I'm trying to scrape a website and obtain information that is only available in requests made available through the browser's Network tab.
I found two situations:
I can't get the routes at runtime, because the
page.tracing()
saves all the information in a file and even after the generated file I can't read that file while the program is running. If I use another trick, likepage.on('request', ...)

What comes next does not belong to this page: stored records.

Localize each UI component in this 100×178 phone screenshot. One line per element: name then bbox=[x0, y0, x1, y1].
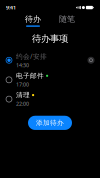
staticText: 14:30 bbox=[16, 62, 29, 69]
button[interactable]: Mark 清理 complete bbox=[4, 94, 14, 104]
button[interactable]: Mark 约会/安排 incomplete bbox=[4, 55, 14, 65]
staticText: 17:00 bbox=[16, 81, 29, 88]
button[interactable]: 清理 bbox=[14, 91, 86, 107]
staticText: 待办 bbox=[25, 14, 41, 24]
button[interactable]: 添加待办 bbox=[28, 116, 72, 130]
button[interactable]: 约会/安排 bbox=[14, 52, 86, 69]
button[interactable]: 电子邮件 bbox=[14, 72, 86, 88]
button[interactable]: 随笔 bbox=[57, 14, 77, 27]
staticText: 待办事项 bbox=[32, 33, 68, 44]
staticText: 添加待办 bbox=[36, 119, 64, 127]
staticText: 电子邮件 bbox=[16, 72, 44, 80]
button[interactable]: 待办 bbox=[23, 14, 43, 27]
button[interactable]: Settings bbox=[86, 55, 96, 65]
button[interactable]: Mark 电子邮件 complete bbox=[4, 75, 14, 85]
staticText: 9:41 bbox=[6, 4, 16, 11]
staticText: 22:00 bbox=[16, 100, 29, 107]
staticText: 随笔 bbox=[59, 14, 75, 24]
staticText: 约会/安排 bbox=[16, 52, 47, 61]
staticText: 清理 bbox=[16, 91, 30, 99]
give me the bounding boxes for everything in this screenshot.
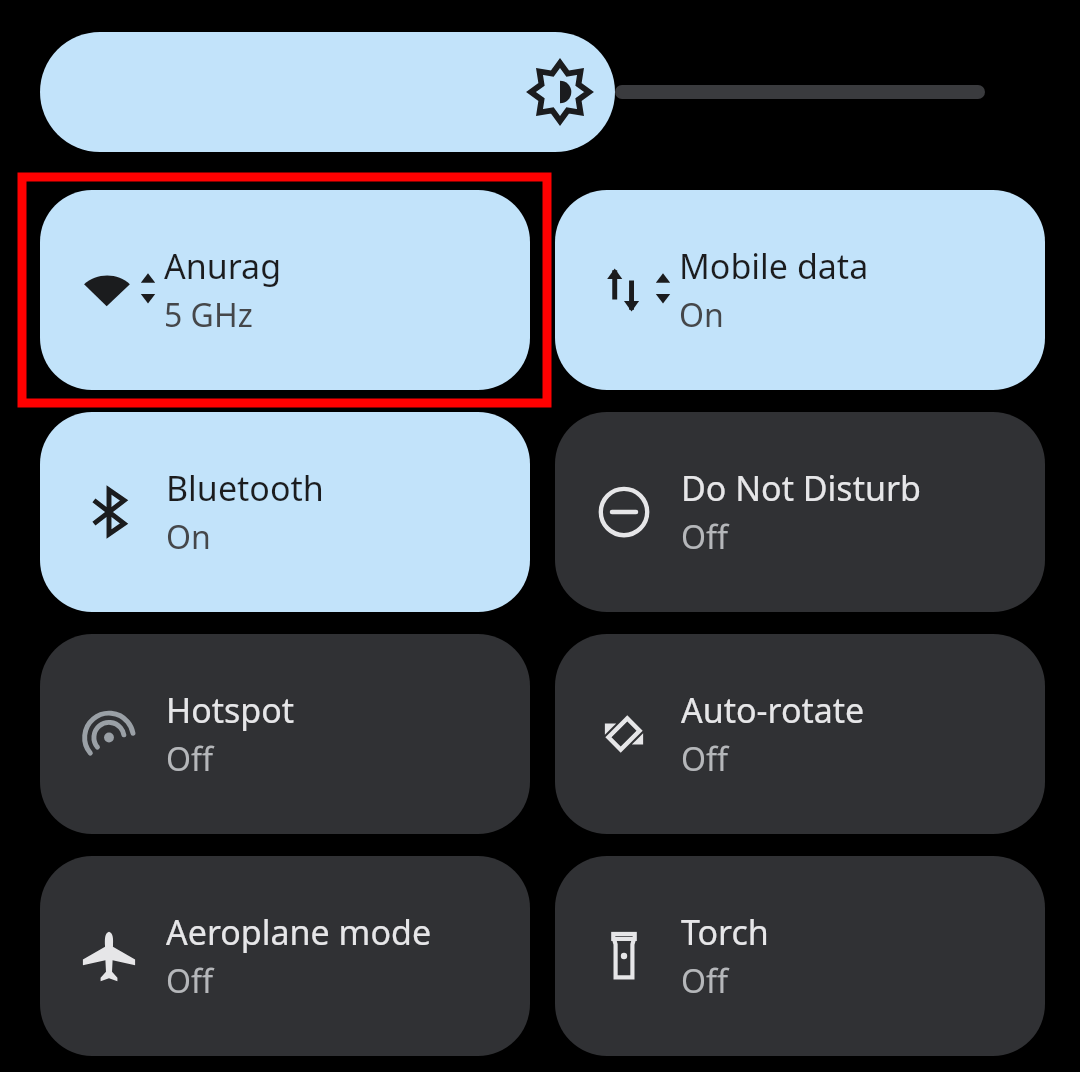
button[interactable]: Do Not Disturb (555, 412, 1045, 612)
button[interactable]: Torch (555, 856, 1045, 1056)
staticText: Bluetooth (166, 465, 324, 511)
staticText: 5 GHz (164, 293, 253, 337)
button[interactable]: Hotspot (40, 634, 530, 834)
staticText: Aeroplane mode (166, 909, 432, 955)
staticText: Off (681, 959, 729, 1003)
staticText: Auto-rotate (681, 687, 865, 733)
staticText: Mobile data (679, 243, 869, 289)
button[interactable]: Auto-rotate (555, 634, 1045, 834)
staticText: Torch (681, 909, 769, 955)
staticText: Off (166, 737, 214, 781)
button[interactable]: Mobile data (555, 190, 1045, 390)
button[interactable]: Brightness (40, 32, 615, 152)
button[interactable]: Aeroplane mode (40, 856, 530, 1056)
staticText: On (679, 293, 724, 337)
button[interactable]: Bluetooth (40, 412, 530, 612)
staticText: Hotspot (166, 687, 295, 733)
staticText: Do Not Disturb (681, 465, 921, 511)
staticText: Anurag (164, 243, 282, 289)
button[interactable]: Anurag (40, 190, 530, 390)
staticText: Off (681, 737, 729, 781)
staticText: Off (166, 959, 214, 1003)
staticText: On (166, 515, 211, 559)
staticText: Off (681, 515, 729, 559)
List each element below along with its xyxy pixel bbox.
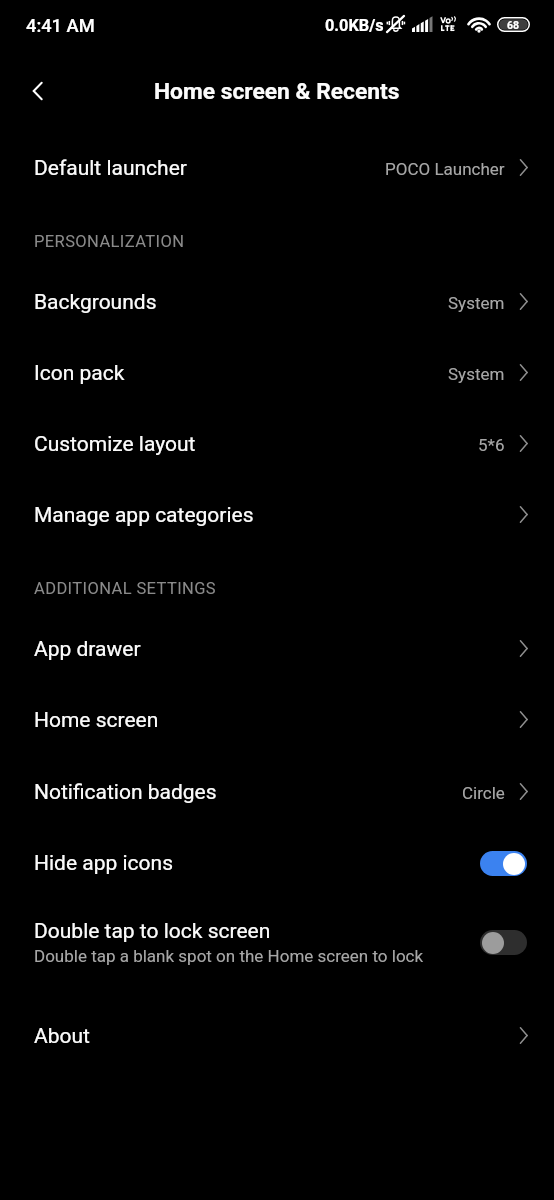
button[interactable]: Backgrounds xyxy=(0,267,554,338)
staticText: 5*6 xyxy=(478,435,505,455)
staticText: Default launcher xyxy=(34,156,187,181)
staticText: Double tap a blank spot on the Home scre… xyxy=(34,946,424,966)
staticText: About xyxy=(34,1024,90,1049)
staticText: Home screen xyxy=(34,708,159,733)
button[interactable]: Double tap to lock screen xyxy=(0,907,554,978)
staticText: Icon pack xyxy=(34,361,125,386)
staticText: ADDITIONAL SETTINGS xyxy=(34,579,217,598)
staticText: System xyxy=(448,293,505,313)
staticText: PERSONALIZATION xyxy=(34,232,185,251)
button[interactable]: Customize layout xyxy=(0,409,554,480)
staticText: POCO Launcher xyxy=(385,159,505,179)
button[interactable]: About xyxy=(0,1001,554,1072)
staticText: Backgrounds xyxy=(34,290,157,315)
staticText: Hide app icons xyxy=(34,851,174,876)
button[interactable]: App drawer xyxy=(0,614,554,685)
staticText: System xyxy=(448,364,505,384)
staticText: Double tap to lock screen xyxy=(34,919,271,944)
staticText: 4:41 AM xyxy=(26,15,95,36)
staticText: 68 xyxy=(507,19,520,31)
staticText: Home screen & Recents xyxy=(154,78,400,105)
button[interactable]: Icon pack xyxy=(0,338,554,409)
staticText: 0.0KB/s xyxy=(325,16,384,35)
staticText: Notification badges xyxy=(34,780,217,805)
button[interactable]: Home screen xyxy=(0,685,554,756)
button[interactable]: Toggle xyxy=(480,851,527,876)
staticText: Customize layout xyxy=(34,432,196,457)
button[interactable]: Manage app categories xyxy=(0,480,554,551)
staticText: App drawer xyxy=(34,637,141,662)
button[interactable]: Hide app icons xyxy=(0,828,554,899)
staticText: Manage app categories xyxy=(34,503,254,528)
staticText: Circle xyxy=(462,783,505,803)
button[interactable]: Default launcher xyxy=(0,133,554,204)
button[interactable]: Back xyxy=(14,69,58,113)
button[interactable]: Notification badges xyxy=(0,757,554,828)
button[interactable]: Toggle xyxy=(480,930,527,955)
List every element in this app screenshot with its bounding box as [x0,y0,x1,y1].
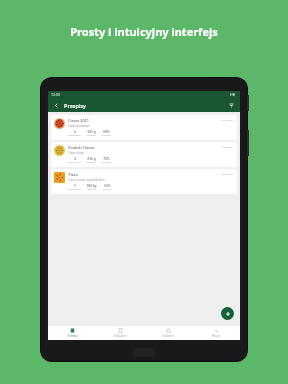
button[interactable]: Ulubione [144,326,192,340]
staticText: Ulubione [162,334,174,338]
staticText: Hydracja [102,188,112,191]
button[interactable]: Pizza [51,169,237,194]
staticText: 68% [103,130,110,134]
staticText: Prosty i intuicyjny interfejs [70,24,218,39]
button[interactable]: Więcej [192,326,240,340]
staticText: Ciasto 2021 [68,118,89,123]
staticText: 3 [74,184,76,188]
button[interactable]: Ciasto 2021 [51,115,237,140]
staticText: 17.02.2021 [221,145,234,148]
staticText: Hydracja [101,161,111,164]
staticText: 6 [74,130,76,134]
staticText: Poolish Classic [68,145,95,150]
staticText: 65% [104,184,111,188]
staticText: Ciasto z biga [68,151,84,155]
staticText: 180 kg [86,184,97,188]
button[interactable]: Poolish Classic [51,142,237,167]
staticText: Składniki [87,188,97,191]
staticText: 250 g [87,157,96,161]
staticText: Składniki [86,161,96,164]
button[interactable]: Back [52,101,61,110]
button[interactable]: Filter [227,101,236,110]
staticText: 4 [74,157,76,161]
button[interactable]: Add recipe [221,307,234,320]
staticText: Więcej [212,334,220,338]
staticText: Liczba porcji [68,161,81,164]
staticText: Pizza [68,172,78,177]
staticText: 01.01.2021 [221,118,234,121]
staticText: Kalkulator [114,334,127,338]
staticText: Ciasto drożdżowe [68,124,90,128]
staticText: 28.03.2021 [221,172,234,175]
staticText: Składniki [86,134,96,137]
staticText: 70% [103,157,110,161]
staticText: Ciasto w stylu neapolitańskim [68,178,105,182]
staticText: Liczba porcji [68,188,81,191]
staticText: Liczba porcji [68,134,81,137]
button[interactable]: Przepisy [48,326,96,340]
staticText: 300 g [87,130,96,134]
staticText: Hydracja [101,134,111,137]
staticText: 12:00 [51,92,60,97]
staticText: Przepisy [67,334,78,338]
staticText: Przepisy [64,102,86,109]
button[interactable]: Kalkulator [96,326,144,340]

I can't get the route I want. Apparently not all routes are captured.When I try to run the program with the browser with
headless: true
, I apparently get an error:TimeoutError: waiting for target failed: timeout 30000ms exceeded
.
Below I will leave my example code:
import puppeteer from "puppeteer-extra";
import StealthPlugin from "puppeteer-extra-plugin-stealth";
function holdOn(time?: number) {
time = time ?? Math.floor(Math.random() * 3000 + 1000);
return new Promise((resolve) => setTimeout(resolve, time));
}
async function crawler() {
puppeteer.use(StealthPlugin());
const browser = await puppeteer.launch({
headless: true,
defaultViewport: null,
ignoreHTTPSErrors: true,
args: [
"accept-language:en-US,en;q=0.9",
"--user-agent:Mozilla/5.0 (Windows NT 10.0; Win64; x64) AppleWebKit/537.36 (KHTML, like Gecko) Chrome/74.0.3729.169 Safari/537.36",
],
ignoreDefaultArgs: [
"--disable-extensions",
"--disable-default-apps",
"--disable-component-extensions-with-background-pages",
],
});
const [page] = await browser.pages();
await page.tracing.start({
screenshots: true,
categories: ["devtools.timeline"],
path: "./tracing.json",
});
page.setDefaultNavigationTimeout(0);
await page.goto("http://pixbet.com/", { waitUntil: "networkidle0" });
await page.waitForSelector(".reg_login_btn_area");
const element = await page.$(".btn_general");
await element.click();
await page.waitForSelector("div#fe_login_box_popup");
await holdOn();
await page.focus('input[name="username"]');
await page.keyboard.type("user_teste_sample", { delay: 40 });
await holdOn();
await page.focus('input[name="password"]');
await page.keyboard.type("P4$$W0RD_S4MPL3", { delay: 100 });
await page.click("div.fhtxt > button");
await page.waitForNavigation({
waitUntil: "networkidle0",
});
await page.setRequestInterception(true);
page.on("request", (request) => {
console.log(">>", request.method(), request.url());
request.continue();
});
await page.goto("https://pixbet.com/casino/game/35423-live-spaceman", {
waitUntil: "networkidle0",
timeout: 0,
});
await page.tracing.stop();
console.log("Finish");
await page.close();
await browser.close();
}
crawler();